The small luxury sedan market may be overshadowed by the growing luxury compact crossover segment these days, but that doesn’t diminish the segment’s importance in our eyes. Volvo has something to differentiate itself in this space now with a plug-in hybrid powertrain on its S60, promising fun and efficiency. The BMW 330e is coming next year, but with much lower power numbers, it won’t pack the same punch as this Volvo sedan does. As of today, if you want a fun, luxury sport sedan with a respectable electric range, the S60 T8 is the only option. Unless, of course, you go full-electric with a Tesla Model 3. The EPA predicts a 22-mile all-electric range when the 11.6 kWh battery is full, and we’ll be taking advantage of that often, plugging in at our garage’s Level 2 charger every day.

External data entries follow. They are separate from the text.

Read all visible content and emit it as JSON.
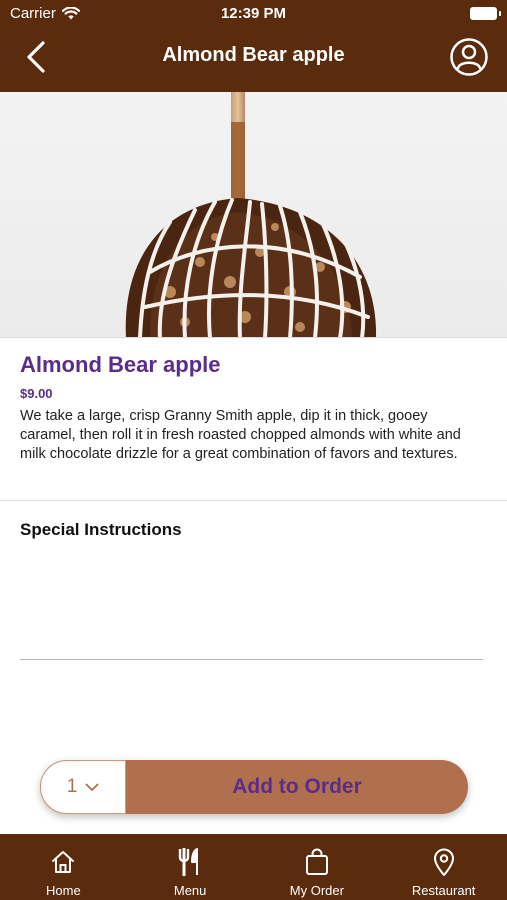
{
  "status_bar": {
    "carrier": "Carrier",
    "time": "12:39 PM"
  },
  "nav": {
    "title": "Almond Bear apple"
  },
  "product": {
    "name": "Almond Bear apple",
    "price": "$9.00",
    "description": "We take a large, crisp Granny Smith apple, dip it in thick, gooey caramel, then roll it in fresh roasted chopped almonds with white and milk chocolate drizzle for a great combination of favors and textures."
  },
  "instructions": {
    "label": "Special Instructions",
    "placeholder": ""
  },
  "order": {
    "quantity": "1",
    "add_label": "Add to Order"
  },
  "tabs": [
    {
      "label": "Home",
      "icon": "home-icon"
    },
    {
      "label": "Menu",
      "icon": "fork-knife-icon"
    },
    {
      "label": "My Order",
      "icon": "shopping-bag-icon"
    },
    {
      "label": "Restaurant",
      "icon": "location-pin-icon"
    }
  ],
  "colors": {
    "header": "#5a2b0d",
    "accent": "#5b2d8a",
    "button": "#b07050"
  }
}
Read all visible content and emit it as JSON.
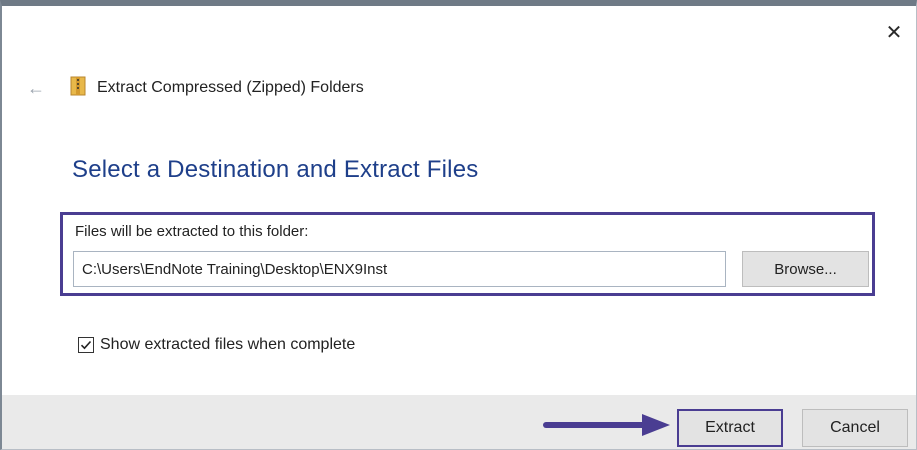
{
  "window": {
    "close_glyph": "✕",
    "back_glyph": "←",
    "title": "Extract Compressed (Zipped) Folders"
  },
  "main": {
    "heading": "Select a Destination and Extract Files",
    "destination_label": "Files will be extracted to this folder:",
    "destination_path": "C:\\Users\\EndNote Training\\Desktop\\ENX9Inst",
    "browse_label": "Browse...",
    "show_files_label": "Show extracted files when complete",
    "show_files_checked": true
  },
  "footer": {
    "extract_label": "Extract",
    "cancel_label": "Cancel"
  },
  "icons": {
    "back": "back-arrow-icon",
    "zip": "zip-folder-icon",
    "close": "close-icon",
    "check": "checkmark-icon",
    "pointer": "pointer-arrow-icon"
  },
  "colors": {
    "heading": "#1e3f8a",
    "highlight": "#4a3d92",
    "footer_bg": "#eaeaea",
    "button_bg": "#e3e3e3"
  }
}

So, here’s the chance for Volvo to convince us that the future of fun sport sedans can come with a plug. Tons of car companies are promising mass electrification of their lineups, but Volvo is one of the few that is currently selling that lifestyle. The entry point of luxury isn’t always the compact sport sedan nowadays given all the tiny crossovers entering the market, but the 3 Series-sized sedan is still a baseline to judge a brand on. Now that Volvo has its entry on equal footing with others like the Genesis G70, Alfa Romeo Giulia and BMW 3 Series, we think it’s high time to see if Sweden can outdo the superb competition with electrification as its secret weapon.